De ser aprobada la reforma a la salud se correría un enorme riesgo de hacer colapsar la prestación de servicios y de generar una insuficiencia de recursos para seguir financiándolos, situaciones que surgen de querer hacer una mala copia de sistemas europeos que hoy padecen de los mismos males. 

 

La reforma a la salud del actual Gobierno conlleva una serie de riesgos que podrían afectar severamente la prestación de servicios y las finanzas públicas. Estos se derivan en esencia de su enfoque conceptual y de su diseño operacional completamente nuevos, que aún en la eventualidad de que llegasen a funcionar, implicarían cuantiosas inversiones y décadas para su puesta en marcha.   

El primero surge del cambio radical en el modelo al pasar de un sistema mixto de seguridad social a uno público que elimina el concepto de aseguramiento y se centra en la prestación de servicios, teniendo como eje los hospitales públicos complementados con prestadores privados. La inmensa mayoría de los sistemas de salud en el mundo desarrollado son esquemas mixtos de seguridad social surgidos de la colaboración Estado, empresarios y trabajadores propuesta por las Naciones Unidas en 1927.

En Europa existen dos esquemas públicos como el que Colombia quiere copiar, los de España e Inglaterra, que datan de comienzos del siglo 20, siendo al británico al que más le apunta la reforma colombiana. El solo hecho de que sean públicos o privados no determina de que sean buenos o malos, depende de los contextos. Afirmaba el filósofo suizo J.J. Rousseau: “un modelo de gobierno puede ser el mejor en un país y el peor en otro”. 

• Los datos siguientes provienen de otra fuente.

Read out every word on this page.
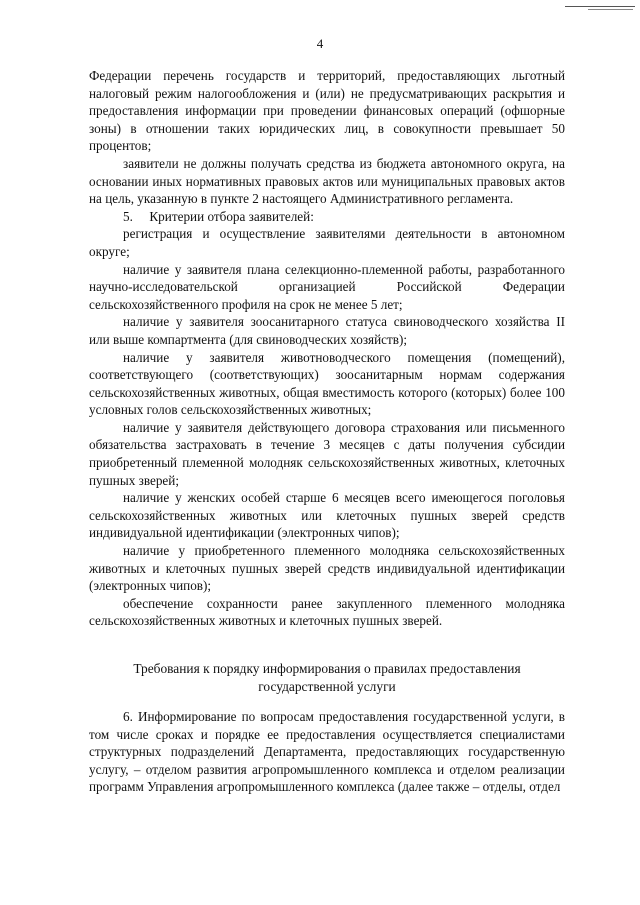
4

Федерации перечень государств и территорий, предоставляющих льготный налоговый режим налогообложения и (или) не предусматривающих раскрытия и предоставления информации при проведении финансовых операций (офшорные зоны) в отношении таких юридических лиц, в совокупности превышает 50 процентов;

заявители не должны получать средства из бюджета автономного округа, на основании иных нормативных правовых актов или муниципальных правовых актов на цель, указанную в пункте 2 настоящего Административного регламента.

5.     Критерии отбора заявителей:

регистрация и осуществление заявителями деятельности в автономном округе;

наличие у заявителя плана селекционно-племенной работы, разработанного научно-исследовательской организацией Российской Федерации сельскохозяйственного профиля на срок не менее 5 лет;

наличие у заявителя зоосанитарного статуса свиноводческого хозяйства II или выше компартмента (для свиноводческих хозяйств);

наличие у заявителя животноводческого помещения (помещений), соответствующего (соответствующих) зоосанитарным нормам содержания сельскохозяйственных животных, общая вместимость которого (которых) более 100 условных голов сельскохозяйственных животных;

наличие у заявителя действующего договора страхования или письменного обязательства застраховать в течение 3 месяцев с даты получения субсидии приобретенный племенной молодняк сельскохозяйственных животных, клеточных пушных зверей;

наличие у женских особей старше 6 месяцев всего имеющегося поголовья сельскохозяйственных животных или клеточных пушных зверей средств индивидуальной идентификации (электронных чипов);

наличие у приобретенного племенного молодняка сельскохозяйственных животных и клеточных пушных зверей средств индивидуальной идентификации (электронных чипов);

обеспечение сохранности ранее закупленного племенного молодняка сельскохозяйственных животных и клеточных пушных зверей.

Требования к порядку информирования о правилах предоставления государственной услуги

6. Информирование по вопросам предоставления государственной услуги, в том числе сроках и порядке ее предоставления осуществляется специалистами структурных подразделений Департамента, предоставляющих государственную услугу, – отделом развития агропромышленного комплекса и отделом реализации программ Управления агропромышленного комплекса (далее также – отделы, отдел
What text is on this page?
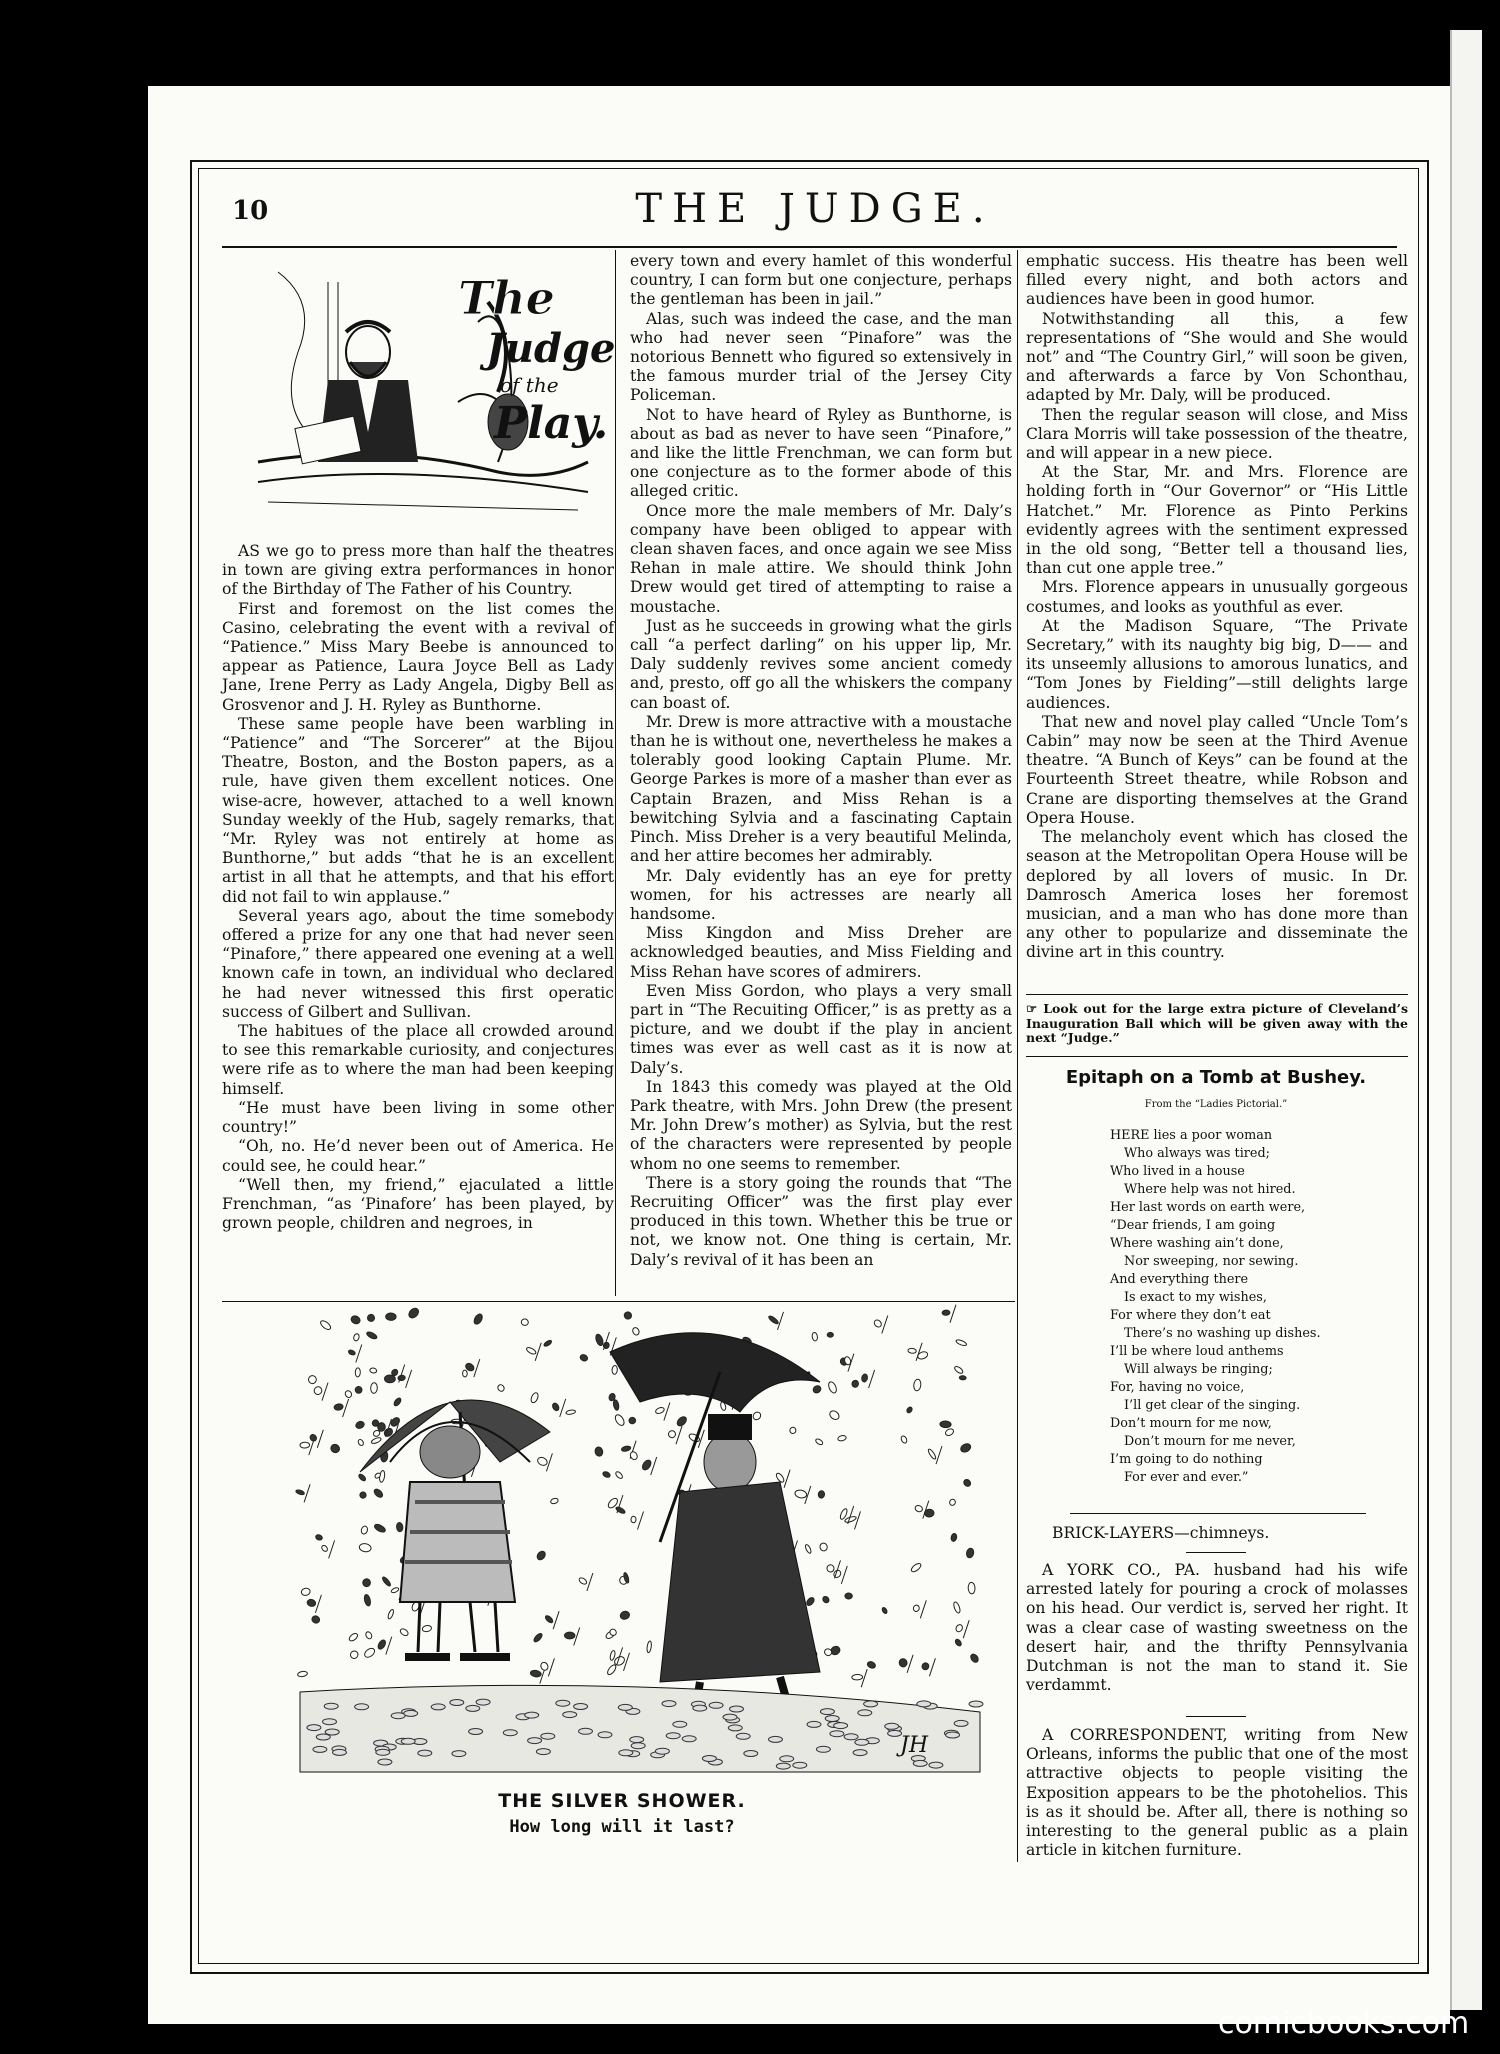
10	THE JUDGE.
The
Judge
of the
Play.

AS we go to press more than half the theatres in town are giving extra performances in honor of the Birthday of The Father of his Country.

First and foremost on the list comes the Casino, celebrating the event with a revival of “Patience.” Miss Mary Beebe is announced to appear as Patience, Laura Joyce Bell as Lady Jane, Irene Perry as Lady Angela, Digby Bell as Grosvenor and J. H. Ryley as Bunthorne.

These same people have been warbling in “Patience” and “The Sorcerer” at the Bijou Theatre, Boston, and the Boston papers, as a rule, have given them excellent notices. One wise-acre, however, attached to a well known Sunday weekly of the Hub, sagely remarks, that “Mr. Ryley was not entirely at home as Bunthorne,” but adds “that he is an excellent artist in all that he attempts, and that his effort did not fail to win applause.”

Several years ago, about the time somebody offered a prize for any one that had never seen “Pinafore,” there appeared one evening at a well known cafe in town, an individual who declared he had never witnessed this first operatic success of Gilbert and Sullivan.

The habitues of the place all crowded around to see this remarkable curiosity, and conjectures were rife as to where the man had been keeping himself.

“He must have been living in some other country!”

“Oh, no. He’d never been out of America. He could see, he could hear.”

“Well then, my friend,” ejaculated a little Frenchman, “as ‘Pinafore’ has been played, by grown people, children and negroes, in

every town and every hamlet of this wonderful country, I can form but one conjecture, perhaps the gentleman has been in jail.”

Alas, such was indeed the case, and the man who had never seen “Pinafore” was the notorious Bennett who figured so extensively in the famous murder trial of the Jersey City Policeman.

Not to have heard of Ryley as Bunthorne, is about as bad as never to have seen “Pinafore,” and like the little Frenchman, we can form but one conjecture as to the former abode of this alleged critic.

Once more the male members of Mr. Daly’s company have been obliged to appear with clean shaven faces, and once again we see Miss Rehan in male attire. We should think John Drew would get tired of attempting to raise a moustache.

Just as he succeeds in growing what the girls call “a perfect darling” on his upper lip, Mr. Daly suddenly revives some ancient comedy and, presto, off go all the whiskers the company can boast of.

Mr. Drew is more attractive with a moustache than he is without one, nevertheless he makes a tolerably good looking Captain Plume. Mr. George Parkes is more of a masher than ever as Captain Brazen, and Miss Rehan is a bewitching Sylvia and a fascinating Captain Pinch. Miss Dreher is a very beautiful Melinda, and her attire becomes her admirably.

Mr. Daly evidently has an eye for pretty women, for his actresses are nearly all handsome.

Miss Kingdon and Miss Dreher are acknowledged beauties, and Miss Fielding and Miss Rehan have scores of admirers.

Even Miss Gordon, who plays a very small part in “The Recuiting Officer,” is as pretty as a picture, and we doubt if the play in ancient times was ever as well cast as it is now at Daly’s.

In 1843 this comedy was played at the Old Park theatre, with Mrs. John Drew (the present Mr. John Drew’s mother) as Sylvia, but the rest of the characters were represented by people whom no one seems to remember.

There is a story going the rounds that “The Recruiting Officer” was the first play ever produced in this town. Whether this be true or not, we know not. One thing is certain, Mr. Daly’s revival of it has been an

emphatic success. His theatre has been well filled every night, and both actors and audiences have been in good humor.

Notwithstanding all this, a few representations of “She would and She would not” and “The Country Girl,” will soon be given, and afterwards a farce by Von Schonthau, adapted by Mr. Daly, will be produced.

Then the regular season will close, and Miss Clara Morris will take possession of the theatre, and will appear in a new piece.

At the Star, Mr. and Mrs. Florence are holding forth in “Our Governor” or “His Little Hatchet.” Mr. Florence as Pinto Perkins evidently agrees with the sentiment expressed in the old song, “Better tell a thousand lies, than cut one apple tree.”

Mrs. Florence appears in unusually gorgeous costumes, and looks as youthful as ever.

At the Madison Square, “The Private Secretary,” with its naughty big big, D—— and its unseemly allusions to amorous lunatics, and “Tom Jones by Fielding”—still delights large audiences.

That new and novel play called “Uncle Tom’s Cabin” may now be seen at the Third Avenue theatre. “A Bunch of Keys” can be found at the Fourteenth Street theatre, while Robson and Crane are disporting themselves at the Grand Opera House.

The melancholy event which has closed the season at the Metropolitan Opera House will be deplored by all lovers of music. In Dr. Damrosch America loses her foremost musician, and a man who has done more than any other to popularize and disseminate the divine art in this country.

☞ Look out for the large extra picture of Cleveland’s Inauguration Ball which will be given away with the next “Judge.”
Epitaph on a Tomb at Bushey.
From the “Ladies Pictorial.”
HERE lies a poor woman
Who always was tired;
Who lived in a house
Where help was not hired.
Her last words on earth were,
“Dear friends, I am going
Where washing ain’t done,
Nor sweeping, nor sewing.
And everything there
Is exact to my wishes,
For where they don’t eat
There’s no washing up dishes.
I’ll be where loud anthems
Will always be ringing;
For, having no voice,
I’ll get clear of the singing.
Don’t mourn for me now,
Don’t mourn for me never,
I’m going to do nothing
For ever and ever.”

BRICK-LAYERS—chimneys.

A YORK CO., PA. husband had his wife arrested lately for pouring a crock of molasses on his head. Our verdict is, served her right. It was a clear case of wasting sweetness on the desert hair, and the thrifty Pennsylvania Dutchman is not the man to stand it. Sie verdammt.

A CORRESPONDENT, writing from New Orleans, informs the public that one of the most attractive objects to people visiting the Exposition appears to be the photohelios. This is as it should be. After all, there is nothing so interesting to the general public as a plain article in kitchen furniture.

JH
THE SILVER SHOWER.
How long will it last?
comicbooks.com
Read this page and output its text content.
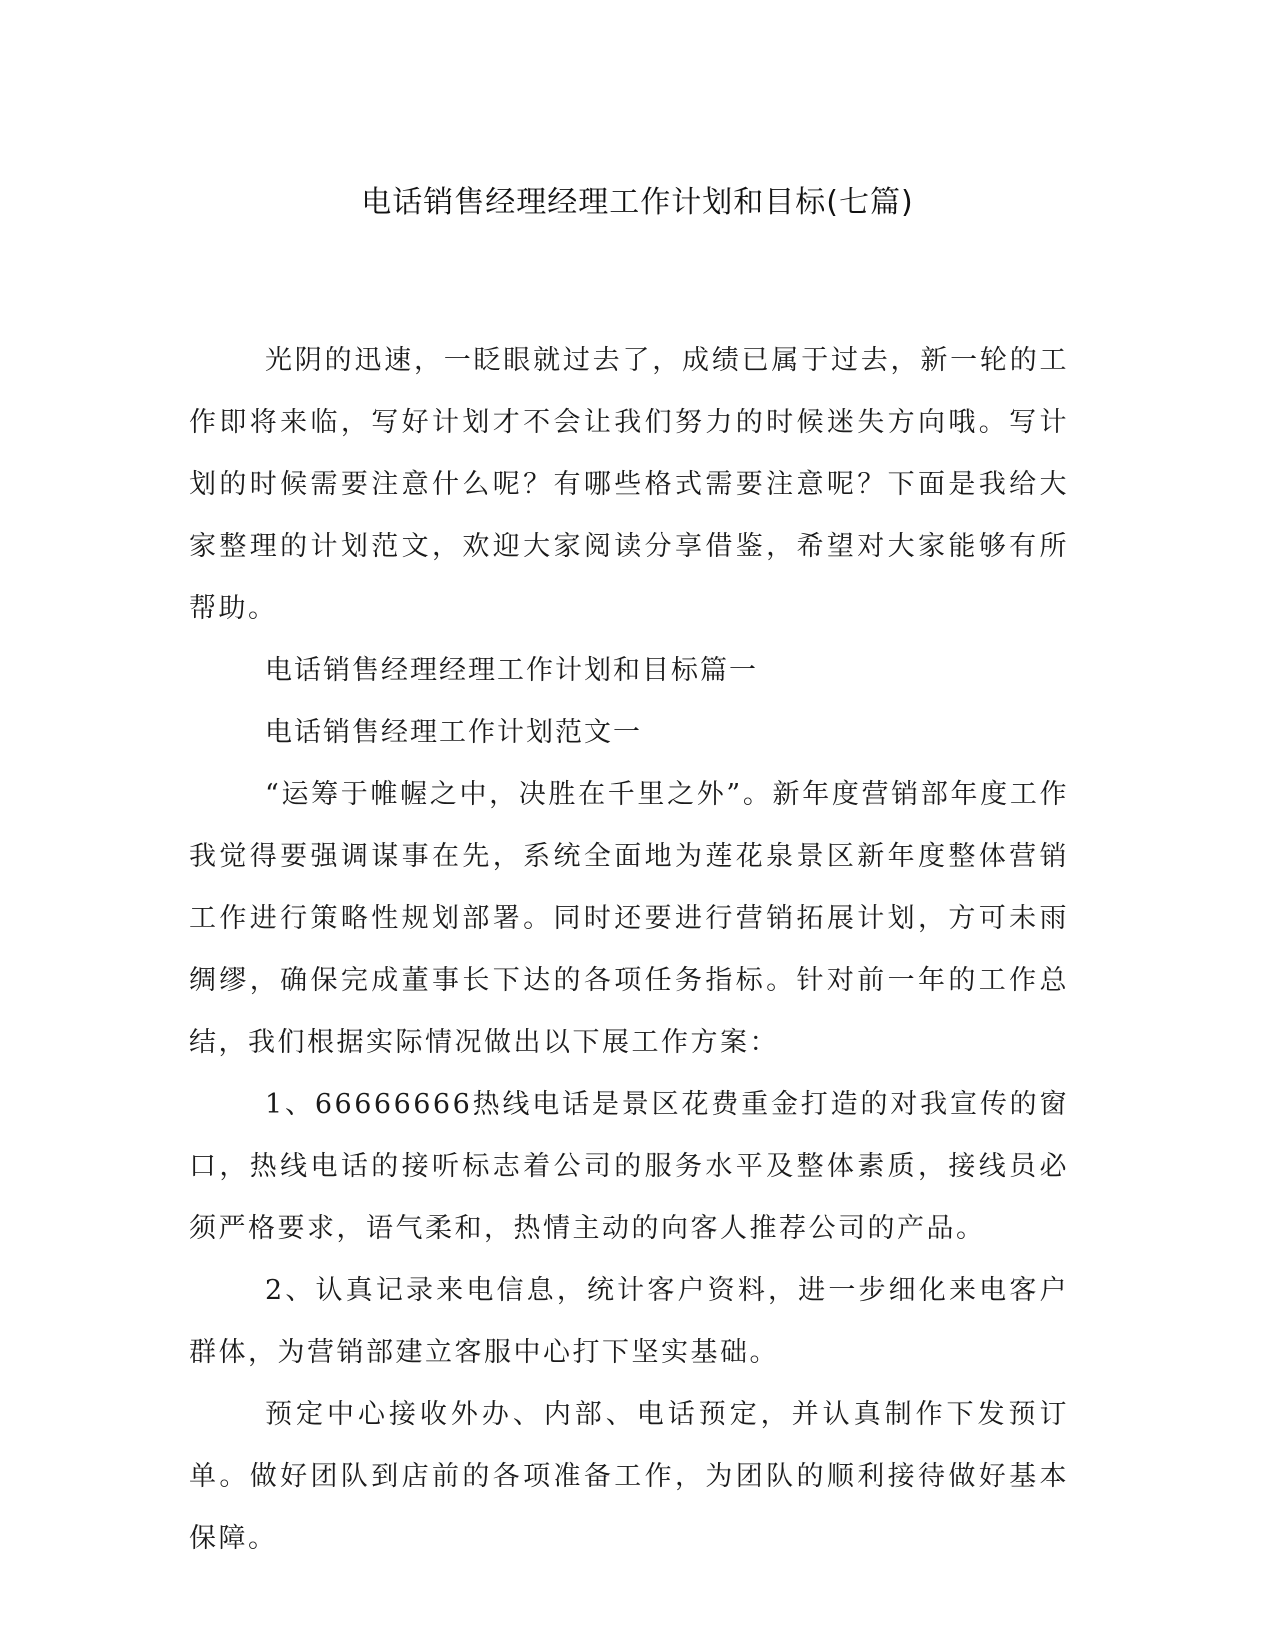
电话销售经理经理工作计划和目标(七篇)

光阴的迅速，一眨眼就过去了，成绩已属于过去，新一轮的工作即将来临，写好计划才不会让我们努力的时候迷失方向哦。写计划的时候需要注意什么呢？有哪些格式需要注意呢？下面是我给大家整理的计划范文，欢迎大家阅读分享借鉴，希望对大家能够有所帮助。

电话销售经理经理工作计划和目标篇一

电话销售经理工作计划范文一

“运筹于帷幄之中，决胜在千里之外”。新年度营销部年度工作我觉得要强调谋事在先，系统全面地为莲花泉景区新年度整体营销工作进行策略性规划部署。同时还要进行营销拓展计划，方可未雨绸缪，确保完成董事长下达的各项任务指标。针对前一年的工作总结，我们根据实际情况做出以下展工作方案：

1、66666666热线电话是景区花费重金打造的对我宣传的窗口，热线电话的接听标志着公司的服务水平及整体素质，接线员必须严格要求，语气柔和，热情主动的向客人推荐公司的产品。

2、认真记录来电信息，统计客户资料，进一步细化来电客户群体，为营销部建立客服中心打下坚实基础。

预定中心接收外办、内部、电话预定，并认真制作下发预订单。做好团队到店前的各项准备工作，为团队的顺利接待做好基本保障。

El primer riesgo surge de querer implantar un sistema público desconociendo su carácter mayoritariamente privado dueño del 82 por ciento de los servicios. Ignoran los graves problemas por los que atraviesan los modelos que quiere imitar como el desborde incontrolable de los gastos y la incapacidad para atender las demandas de servicios originando enormes listas de espera que hoy padecen el 10 por ciento de los ciudadanos. La consecuencia es que en ambos países han florecido los seguros privados que hoy oscilan entre un 20 y un 25 por ciento con su consecuente aumento en el gasto de bolsillo. 

El segundo gran riesgo parte de querer cambiar por completo la institucionalidad que soporta el sistema actual, al pasar de una de carácter privado sostenida en las EPS, a una pública basada en los CAPS, la ADRES, los hospitales públicos y las secretarias de salud. Estas instituciones asumirían funciones que nunca han desempeñado, que exigen cuantiosas inversiones y un largo y complejo proceso de aprendizaje. Es poco probable que esto pueda adelantarse en el plazo previsto para su transición. 

El tercer riesgo surge de hacer depender este novel experimento de un sistema de información que no existe y que además presupone sea cambiado por algo distinto a lo que se ha logrado construir en los últimos 30 años. Se plantea un sistema único de información cuando lo que existen son múltiples esquemas. Lo que debería buscarse es cómo ponerlos a interoperar antes que reemplazarlos por uno solo. Esta labor titánica, para rematar, quedaría en manos del sector público, donde estos sistemas son aún más precarios, lo que exigiría cuantiosas inversiones en infraestructura tecnológica y un extenso proceso de entrenamiento que en caso de implementarse exitosamente podría tomar no menos de cinco años. 

Estos tres riesgos centrales -para sólo mencionar algunos de los muchos otros que se podrían describir en la actual reforma a la salud- generan una altísima probabilidad de que las cosas no funcionen. Ello podría llegar a generar una crisis severa en la prestación del servicio que afecte a la población de menores ingresos que es la mayoría y produzca además un enorme déficit que haga insostenible el sistema, como ocurre actualmente en Inglaterra y España.        

*Luis Gonzalo Morales es médico con maestrías en salud pública y ciencia política, especialista en administración y economía, ex gerente de Savia Salud, ex secretario de Salud de Bogotá, con más de 40 años de servicio público.